Tertullian zufolge kann es bei einer einzigen und eindeutigen Lehre kein endloses Suchen geben. Unter welchen Voraussetzungen sind theologische Auseinandersetzungen nach dieser Maßgabe noch sinnvoll?

Die Äußerung bezieht sich auf die Auseinandersetzung mit den Gnostikern im 2. Jahrhundert, die tatsächlich den Glauben der Kirche ständigen Neu-Interpretationen unterwarfen. Tertullians Verdikt darf jedoch nicht verallgemeinert werden. Augustinus beispielsweise sah im Aufkommen von Irrlehren geradezu ein Stimulans, um die Katholiken aus ihrer geistigen Lethargie aufzurütteln und den Glauben tiefer zu durchdenken. In seinem Werk “Über den Gottessstaat” schrieb er:

“Denn vieles, was zum katholischen Glauben gehört, wird, sobald es der hitzige und ruhelose Geist der Häretiker anficht, zwecks ihrer Abwehr sorgfältiger erwogen, klarer erkannt und nachdrücklicher verkündet, so dass das Aufwerfen einer Streitfrage seitens des Gegners Anlass zum Lernen gibt.”
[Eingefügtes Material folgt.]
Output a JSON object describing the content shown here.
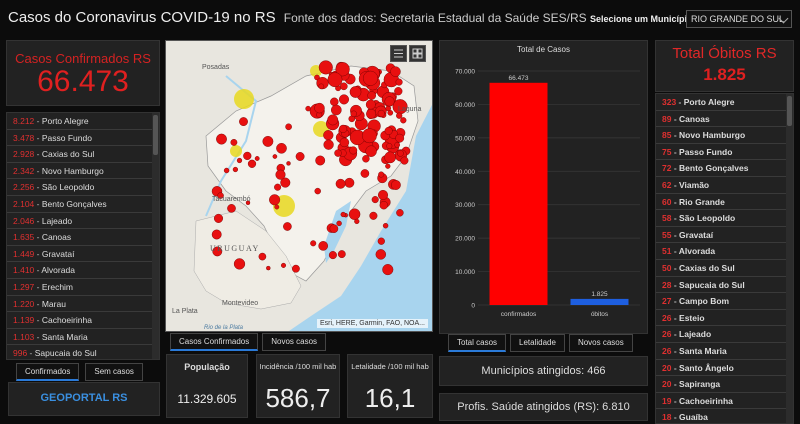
{
  "header": {
    "title": "Casos do Coronavirus COVID-19 no RS",
    "source": "Fonte dos dados: Secretaria Estadual da Saúde SES/RS",
    "municipio_label": "Selecione um Município",
    "municipio_value": "RIO GRANDE DO SUL"
  },
  "confirmed": {
    "label": "Casos Confirmados RS",
    "value": "66.473",
    "items": [
      {
        "n": "8.212",
        "city": "Porto Alegre"
      },
      {
        "n": "3.478",
        "city": "Passo Fundo"
      },
      {
        "n": "2.928",
        "city": "Caxias do Sul"
      },
      {
        "n": "2.342",
        "city": "Novo Hamburgo"
      },
      {
        "n": "2.256",
        "city": "São Leopoldo"
      },
      {
        "n": "2.104",
        "city": "Bento Gonçalves"
      },
      {
        "n": "2.046",
        "city": "Lajeado"
      },
      {
        "n": "1.635",
        "city": "Canoas"
      },
      {
        "n": "1.449",
        "city": "Gravataí"
      },
      {
        "n": "1.410",
        "city": "Alvorada"
      },
      {
        "n": "1.297",
        "city": "Erechim"
      },
      {
        "n": "1.220",
        "city": "Marau"
      },
      {
        "n": "1.139",
        "city": "Cachoeirinha"
      },
      {
        "n": "1.103",
        "city": "Santa Maria"
      },
      {
        "n": "996",
        "city": "Sapucaia do Sul"
      }
    ],
    "tabs": [
      "Confirmados",
      "Sem casos"
    ]
  },
  "geoportal": "GEOPORTAL RS",
  "map": {
    "labels": {
      "posadas": "Posadas",
      "tacuarembo": "Tacuarembó",
      "uruguay": "URUGUAY",
      "montevideo": "Montevideo",
      "laplata": "La Plata",
      "riodelaplata": "Rio de la Plata",
      "laguna": "Laguna"
    },
    "attribution": "Esri, HERE, Garmin, FAO, NOA...",
    "tabs": [
      "Casos Confirmados",
      "Novos casos"
    ]
  },
  "kpis": {
    "populacao": {
      "label": "População",
      "value": "11.329.605"
    },
    "incidencia": {
      "label": "Incidência /100 mil hab",
      "value": "586,7"
    },
    "letalidade": {
      "label": "Letalidade /100 mil hab",
      "value": "16,1"
    }
  },
  "chart_data": {
    "type": "bar",
    "title": "Total de Casos",
    "categories": [
      "confirmados",
      "óbitos"
    ],
    "values": [
      66473,
      1825
    ],
    "value_labels": [
      "66.473",
      "1.825"
    ],
    "colors": [
      "#ff0000",
      "#1e5fe0"
    ],
    "yticks": [
      "0",
      "10.000",
      "20.000",
      "30.000",
      "40.000",
      "50.000",
      "60.000",
      "70.000"
    ],
    "ylim": [
      0,
      70000
    ],
    "grid": true
  },
  "chart_tabs": [
    "Total casos",
    "Letalidade",
    "Novos casos"
  ],
  "municipios": "Municípios atingidos: 466",
  "profissionais": "Profis. Saúde atingidos (RS): 6.810",
  "deaths": {
    "label": "Total Óbitos RS",
    "value": "1.825",
    "items": [
      {
        "n": "323",
        "city": "Porto Alegre"
      },
      {
        "n": "89",
        "city": "Canoas"
      },
      {
        "n": "85",
        "city": "Novo Hamburgo"
      },
      {
        "n": "75",
        "city": "Passo Fundo"
      },
      {
        "n": "72",
        "city": "Bento Gonçalves"
      },
      {
        "n": "62",
        "city": "Viamão"
      },
      {
        "n": "60",
        "city": "Rio Grande"
      },
      {
        "n": "58",
        "city": "São Leopoldo"
      },
      {
        "n": "55",
        "city": "Gravataí"
      },
      {
        "n": "51",
        "city": "Alvorada"
      },
      {
        "n": "50",
        "city": "Caxias do Sul"
      },
      {
        "n": "28",
        "city": "Sapucaia do Sul"
      },
      {
        "n": "27",
        "city": "Campo Bom"
      },
      {
        "n": "26",
        "city": "Esteio"
      },
      {
        "n": "26",
        "city": "Lajeado"
      },
      {
        "n": "26",
        "city": "Santa Maria"
      },
      {
        "n": "20",
        "city": "Santo Ângelo"
      },
      {
        "n": "20",
        "city": "Sapiranga"
      },
      {
        "n": "19",
        "city": "Cachoeirinha"
      },
      {
        "n": "18",
        "city": "Guaíba"
      }
    ]
  }
}
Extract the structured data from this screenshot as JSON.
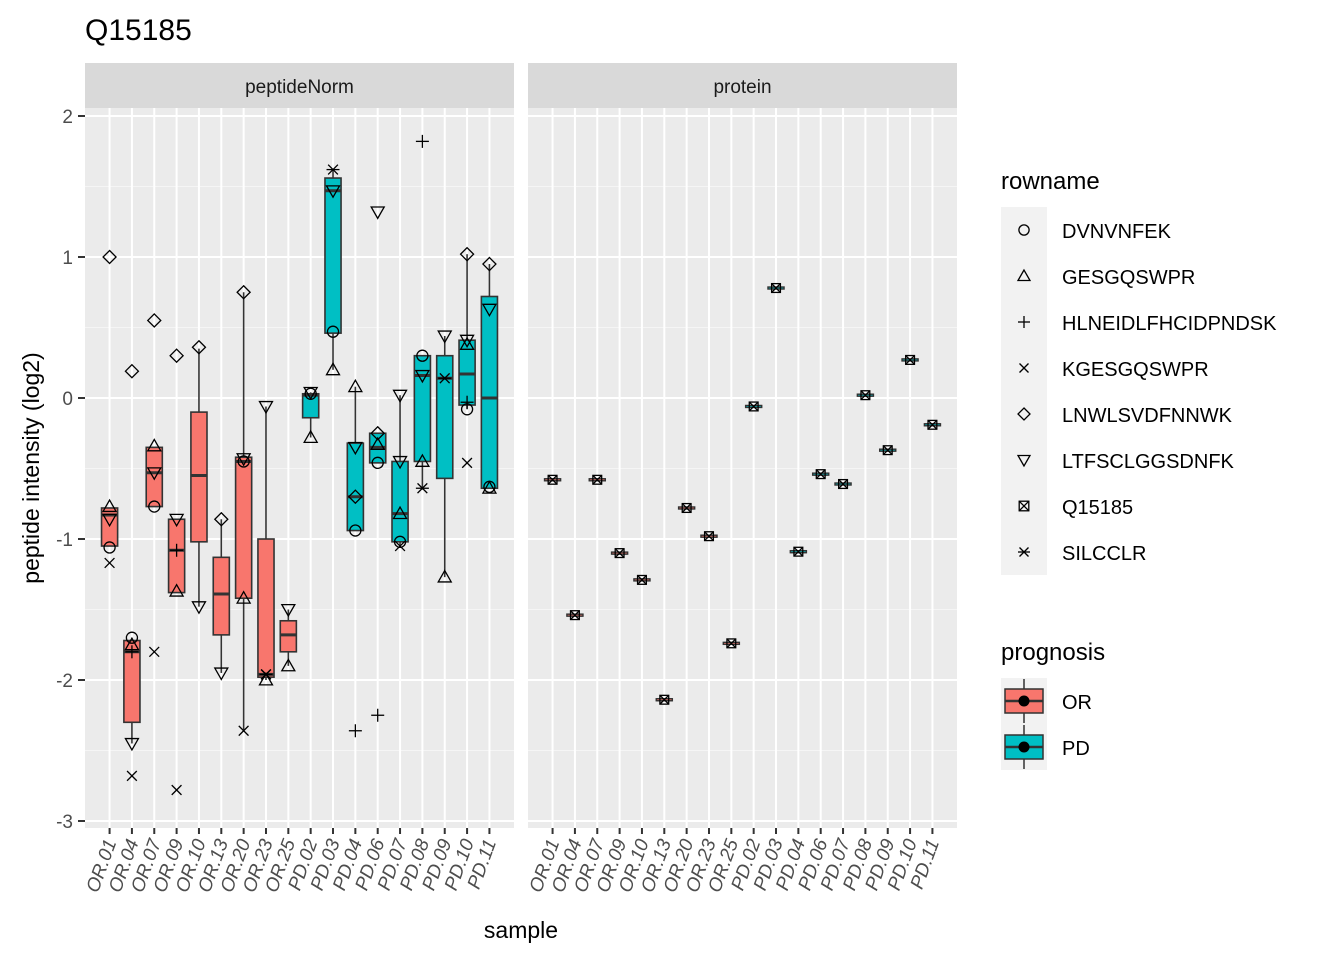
{
  "chart_data": {
    "type": "box",
    "title": "Q15185",
    "xlabel": "sample",
    "ylabel": "peptide intensity (log2)",
    "ylim": [
      -3,
      2
    ],
    "y_ticks": [
      2,
      1,
      0,
      -1,
      -2,
      -3
    ],
    "samples": [
      "OR.01",
      "OR.04",
      "OR.07",
      "OR.09",
      "OR.10",
      "OR.13",
      "OR.20",
      "OR.23",
      "OR.25",
      "PD.02",
      "PD.03",
      "PD.04",
      "PD.06",
      "PD.07",
      "PD.08",
      "PD.09",
      "PD.10",
      "PD.11"
    ],
    "sample_prognosis": [
      "OR",
      "OR",
      "OR",
      "OR",
      "OR",
      "OR",
      "OR",
      "OR",
      "OR",
      "PD",
      "PD",
      "PD",
      "PD",
      "PD",
      "PD",
      "PD",
      "PD",
      "PD"
    ],
    "facets": [
      {
        "label": "peptideNorm",
        "boxes": [
          {
            "q1": -1.05,
            "median": -0.83,
            "q3": -0.78,
            "wlo": -1.05,
            "whi": -0.78
          },
          {
            "q1": -2.3,
            "median": -1.8,
            "q3": -1.72,
            "wlo": -2.45,
            "whi": -1.7
          },
          {
            "q1": -0.77,
            "median": -0.53,
            "q3": -0.35,
            "wlo": -0.77,
            "whi": -0.35
          },
          {
            "q1": -1.38,
            "median": -1.08,
            "q3": -0.86,
            "wlo": -1.38,
            "whi": -0.86
          },
          {
            "q1": -1.02,
            "median": -0.55,
            "q3": -0.1,
            "wlo": -1.48,
            "whi": 0.35
          },
          {
            "q1": -1.68,
            "median": -1.39,
            "q3": -1.13,
            "wlo": -1.95,
            "whi": -0.86
          },
          {
            "q1": -1.42,
            "median": -0.45,
            "q3": -0.42,
            "wlo": -2.36,
            "whi": 0.75
          },
          {
            "q1": -1.98,
            "median": -1.96,
            "q3": -1.0,
            "wlo": -2.0,
            "whi": -0.06
          },
          {
            "q1": -1.8,
            "median": -1.68,
            "q3": -1.58,
            "wlo": -1.9,
            "whi": -1.5
          },
          {
            "q1": -0.14,
            "median": 0.02,
            "q3": 0.03,
            "wlo": -0.28,
            "whi": 0.04
          },
          {
            "q1": 0.46,
            "median": 1.47,
            "q3": 1.56,
            "wlo": 0.2,
            "whi": 1.62
          },
          {
            "q1": -0.94,
            "median": -0.7,
            "q3": -0.32,
            "wlo": -0.94,
            "whi": 0.08
          },
          {
            "q1": -0.46,
            "median": -0.35,
            "q3": -0.25,
            "wlo": -0.46,
            "whi": -0.25
          },
          {
            "q1": -1.02,
            "median": -0.82,
            "q3": -0.45,
            "wlo": -1.05,
            "whi": 0.02
          },
          {
            "q1": -0.45,
            "median": 0.16,
            "q3": 0.3,
            "wlo": -0.65,
            "whi": 0.3
          },
          {
            "q1": -0.57,
            "median": 0.14,
            "q3": 0.3,
            "wlo": -1.27,
            "whi": 0.44
          },
          {
            "q1": -0.05,
            "median": 0.17,
            "q3": 0.41,
            "wlo": -0.08,
            "whi": 1.02
          },
          {
            "q1": -0.64,
            "median": 0.0,
            "q3": 0.72,
            "wlo": -0.64,
            "whi": 0.95
          }
        ],
        "points": [
          {
            "sample": "OR.01",
            "rowname": "DVNVNFEK",
            "y": -1.06
          },
          {
            "sample": "OR.01",
            "rowname": "GESGQSWPR",
            "y": -0.77
          },
          {
            "sample": "OR.01",
            "rowname": "KGESGQSWPR",
            "y": -1.17
          },
          {
            "sample": "OR.01",
            "rowname": "LNWLSVDFNNWK",
            "y": 1.0
          },
          {
            "sample": "OR.01",
            "rowname": "LTFSCLGGSDNFK",
            "y": -0.86
          },
          {
            "sample": "OR.04",
            "rowname": "DVNVNFEK",
            "y": -1.7
          },
          {
            "sample": "OR.04",
            "rowname": "GESGQSWPR",
            "y": -1.75
          },
          {
            "sample": "OR.04",
            "rowname": "HLNEIDLFHCIDPNDSK",
            "y": -1.8
          },
          {
            "sample": "OR.04",
            "rowname": "KGESGQSWPR",
            "y": -2.68
          },
          {
            "sample": "OR.04",
            "rowname": "LNWLSVDFNNWK",
            "y": 0.19
          },
          {
            "sample": "OR.04",
            "rowname": "LTFSCLGGSDNFK",
            "y": -2.45
          },
          {
            "sample": "OR.07",
            "rowname": "DVNVNFEK",
            "y": -0.77
          },
          {
            "sample": "OR.07",
            "rowname": "GESGQSWPR",
            "y": -0.34
          },
          {
            "sample": "OR.07",
            "rowname": "KGESGQSWPR",
            "y": -1.8
          },
          {
            "sample": "OR.07",
            "rowname": "LNWLSVDFNNWK",
            "y": 0.55
          },
          {
            "sample": "OR.07",
            "rowname": "LTFSCLGGSDNFK",
            "y": -0.53
          },
          {
            "sample": "OR.09",
            "rowname": "GESGQSWPR",
            "y": -1.37
          },
          {
            "sample": "OR.09",
            "rowname": "HLNEIDLFHCIDPNDSK",
            "y": -1.08
          },
          {
            "sample": "OR.09",
            "rowname": "KGESGQSWPR",
            "y": -2.78
          },
          {
            "sample": "OR.09",
            "rowname": "LNWLSVDFNNWK",
            "y": 0.3
          },
          {
            "sample": "OR.09",
            "rowname": "LTFSCLGGSDNFK",
            "y": -0.86
          },
          {
            "sample": "OR.10",
            "rowname": "LNWLSVDFNNWK",
            "y": 0.36
          },
          {
            "sample": "OR.10",
            "rowname": "LTFSCLGGSDNFK",
            "y": -1.48
          },
          {
            "sample": "OR.13",
            "rowname": "LNWLSVDFNNWK",
            "y": -0.86
          },
          {
            "sample": "OR.13",
            "rowname": "LTFSCLGGSDNFK",
            "y": -1.95
          },
          {
            "sample": "OR.20",
            "rowname": "DVNVNFEK",
            "y": -0.45
          },
          {
            "sample": "OR.20",
            "rowname": "GESGQSWPR",
            "y": -1.42
          },
          {
            "sample": "OR.20",
            "rowname": "KGESGQSWPR",
            "y": -2.36
          },
          {
            "sample": "OR.20",
            "rowname": "LNWLSVDFNNWK",
            "y": 0.75
          },
          {
            "sample": "OR.20",
            "rowname": "LTFSCLGGSDNFK",
            "y": -0.43
          },
          {
            "sample": "OR.23",
            "rowname": "GESGQSWPR",
            "y": -2.0
          },
          {
            "sample": "OR.23",
            "rowname": "KGESGQSWPR",
            "y": -1.96
          },
          {
            "sample": "OR.23",
            "rowname": "SILCCLR",
            "y": -1.96
          },
          {
            "sample": "OR.23",
            "rowname": "LTFSCLGGSDNFK",
            "y": -0.06
          },
          {
            "sample": "OR.25",
            "rowname": "GESGQSWPR",
            "y": -1.9
          },
          {
            "sample": "OR.25",
            "rowname": "LTFSCLGGSDNFK",
            "y": -1.5
          },
          {
            "sample": "PD.02",
            "rowname": "DVNVNFEK",
            "y": 0.03
          },
          {
            "sample": "PD.02",
            "rowname": "GESGQSWPR",
            "y": -0.28
          },
          {
            "sample": "PD.02",
            "rowname": "LTFSCLGGSDNFK",
            "y": 0.04
          },
          {
            "sample": "PD.03",
            "rowname": "DVNVNFEK",
            "y": 0.47
          },
          {
            "sample": "PD.03",
            "rowname": "GESGQSWPR",
            "y": 0.2
          },
          {
            "sample": "PD.03",
            "rowname": "SILCCLR",
            "y": 1.62
          },
          {
            "sample": "PD.03",
            "rowname": "LTFSCLGGSDNFK",
            "y": 1.47
          },
          {
            "sample": "PD.04",
            "rowname": "DVNVNFEK",
            "y": -0.94
          },
          {
            "sample": "PD.04",
            "rowname": "GESGQSWPR",
            "y": 0.08
          },
          {
            "sample": "PD.04",
            "rowname": "HLNEIDLFHCIDPNDSK",
            "y": -2.36
          },
          {
            "sample": "PD.04",
            "rowname": "LNWLSVDFNNWK",
            "y": -0.7
          },
          {
            "sample": "PD.04",
            "rowname": "LTFSCLGGSDNFK",
            "y": -0.35
          },
          {
            "sample": "PD.06",
            "rowname": "DVNVNFEK",
            "y": -0.46
          },
          {
            "sample": "PD.06",
            "rowname": "GESGQSWPR",
            "y": -0.33
          },
          {
            "sample": "PD.06",
            "rowname": "HLNEIDLFHCIDPNDSK",
            "y": -2.25
          },
          {
            "sample": "PD.06",
            "rowname": "LNWLSVDFNNWK",
            "y": -0.25
          },
          {
            "sample": "PD.06",
            "rowname": "LTFSCLGGSDNFK",
            "y": 1.32
          },
          {
            "sample": "PD.07",
            "rowname": "DVNVNFEK",
            "y": -1.02
          },
          {
            "sample": "PD.07",
            "rowname": "GESGQSWPR",
            "y": -0.82
          },
          {
            "sample": "PD.07",
            "rowname": "KGESGQSWPR",
            "y": -1.05
          },
          {
            "sample": "PD.07",
            "rowname": "LTFSCLGGSDNFK",
            "y": 0.02
          },
          {
            "sample": "PD.07",
            "rowname": "LTFSCLGGSDNFK",
            "y": -0.45
          },
          {
            "sample": "PD.08",
            "rowname": "DVNVNFEK",
            "y": 0.3
          },
          {
            "sample": "PD.08",
            "rowname": "GESGQSWPR",
            "y": -0.45
          },
          {
            "sample": "PD.08",
            "rowname": "HLNEIDLFHCIDPNDSK",
            "y": 1.82
          },
          {
            "sample": "PD.08",
            "rowname": "SILCCLR",
            "y": -0.64
          },
          {
            "sample": "PD.08",
            "rowname": "LTFSCLGGSDNFK",
            "y": 0.16
          },
          {
            "sample": "PD.09",
            "rowname": "GESGQSWPR",
            "y": -1.27
          },
          {
            "sample": "PD.09",
            "rowname": "SILCCLR",
            "y": 0.14
          },
          {
            "sample": "PD.09",
            "rowname": "LTFSCLGGSDNFK",
            "y": 0.44
          },
          {
            "sample": "PD.10",
            "rowname": "DVNVNFEK",
            "y": -0.08
          },
          {
            "sample": "PD.10",
            "rowname": "GESGQSWPR",
            "y": 0.38
          },
          {
            "sample": "PD.10",
            "rowname": "HLNEIDLFHCIDPNDSK",
            "y": -0.03
          },
          {
            "sample": "PD.10",
            "rowname": "KGESGQSWPR",
            "y": -0.46
          },
          {
            "sample": "PD.10",
            "rowname": "LNWLSVDFNNWK",
            "y": 1.02
          },
          {
            "sample": "PD.10",
            "rowname": "LTFSCLGGSDNFK",
            "y": 0.41
          },
          {
            "sample": "PD.11",
            "rowname": "DVNVNFEK",
            "y": -0.63
          },
          {
            "sample": "PD.11",
            "rowname": "GESGQSWPR",
            "y": -0.64
          },
          {
            "sample": "PD.11",
            "rowname": "LNWLSVDFNNWK",
            "y": 0.95
          },
          {
            "sample": "PD.11",
            "rowname": "LTFSCLGGSDNFK",
            "y": 0.63
          }
        ]
      },
      {
        "label": "protein",
        "rowname": "Q15185",
        "values": [
          -0.58,
          -1.54,
          -0.58,
          -1.1,
          -1.29,
          -2.14,
          -0.78,
          -0.98,
          -1.74,
          -0.06,
          0.78,
          -1.09,
          -0.54,
          -0.61,
          0.02,
          -0.37,
          0.27,
          -0.19
        ]
      }
    ],
    "legend_rowname": {
      "title": "rowname",
      "entries": [
        {
          "label": "DVNVNFEK",
          "shape": "circle"
        },
        {
          "label": "GESGQSWPR",
          "shape": "triangle-up"
        },
        {
          "label": "HLNEIDLFHCIDPNDSK",
          "shape": "plus"
        },
        {
          "label": "KGESGQSWPR",
          "shape": "cross"
        },
        {
          "label": "LNWLSVDFNNWK",
          "shape": "diamond"
        },
        {
          "label": "LTFSCLGGSDNFK",
          "shape": "triangle-down"
        },
        {
          "label": "Q15185",
          "shape": "square-cross"
        },
        {
          "label": "SILCCLR",
          "shape": "asterisk"
        }
      ]
    },
    "legend_prognosis": {
      "title": "prognosis",
      "entries": [
        {
          "label": "OR",
          "color": "#F8766D"
        },
        {
          "label": "PD",
          "color": "#00BFC4"
        }
      ]
    },
    "grid": true,
    "legend_position": "right"
  }
}
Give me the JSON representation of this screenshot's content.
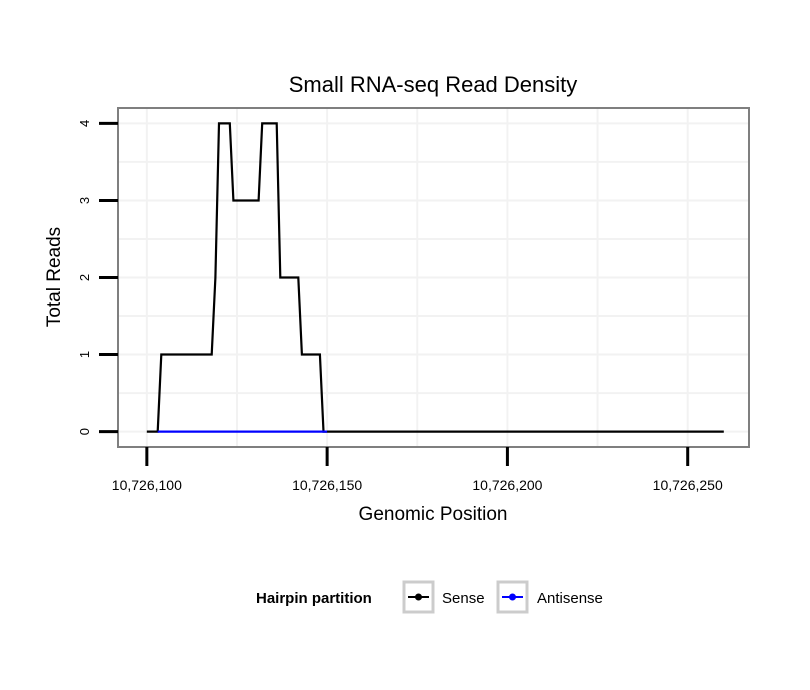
{
  "chart_data": {
    "type": "line",
    "title": "Small RNA-seq Read Density",
    "xlabel": "Genomic Position",
    "ylabel": "Total Reads",
    "xlim": [
      10726092,
      10726267
    ],
    "ylim": [
      -0.2,
      4.2
    ],
    "x_ticks": [
      10726100,
      10726150,
      10726200,
      10726250
    ],
    "x_tick_labels": [
      "10,726,100",
      "10,726,150",
      "10,726,200",
      "10,726,250"
    ],
    "y_ticks": [
      0,
      1,
      2,
      3,
      4
    ],
    "y_tick_labels": [
      "0",
      "1",
      "2",
      "3",
      "4"
    ],
    "grid": true,
    "legend": {
      "title": "Hairpin partition",
      "position": "bottom",
      "entries": [
        "Sense",
        "Antisense"
      ]
    },
    "series": [
      {
        "name": "Sense",
        "color": "#000000",
        "x": [
          10726100,
          10726103,
          10726104,
          10726118,
          10726119,
          10726120,
          10726123,
          10726124,
          10726131,
          10726132,
          10726136,
          10726137,
          10726142,
          10726143,
          10726148,
          10726149,
          10726150,
          10726260
        ],
        "y": [
          0,
          0,
          1,
          1,
          2,
          4,
          4,
          3,
          3,
          4,
          4,
          2,
          2,
          1,
          1,
          0,
          0,
          0
        ]
      },
      {
        "name": "Antisense",
        "color": "#0000ff",
        "x": [
          10726103,
          10726150
        ],
        "y": [
          0,
          0
        ]
      }
    ]
  }
}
Welche Erfahrungen der Konzilsväter im Spannungsverhältnis von Kirche und weltlicher Macht können für die Christen von heute aufschlussreich sein?

Eine wichtige Lektion wäre die Einsicht, wie schnell sich das Blatt wenden und die Kirchenpolitik ändern kann. Man denke an die enthusiastische Schilderung, wie sie Eusebius in seiner Konstantin-Biographie bot. Der Kaiser lud zum Konzilsabschluss die Bischöfe zum Gala-Dinner in seinen Palast: “Kein Bischof fehlte an der Tafel des Kaisers. Da lagen sie nun auf dem gleichen Polster wie der Kaiser. Leicht hätte man das für ein Bild vom Königreich Christi halten können.” Der Kirchenhistoriker Hugo Rahner kommentierte schon 1943 in seinem lesenswerten Werk “Abendländische Kirchenfreiheit”: “Das Königreich Christi ist noch nie von Bischöfen aufgebaut worden, die auf kaiserlichen Polstern ruhen. Freiheit wird nur im Kampf geboren.”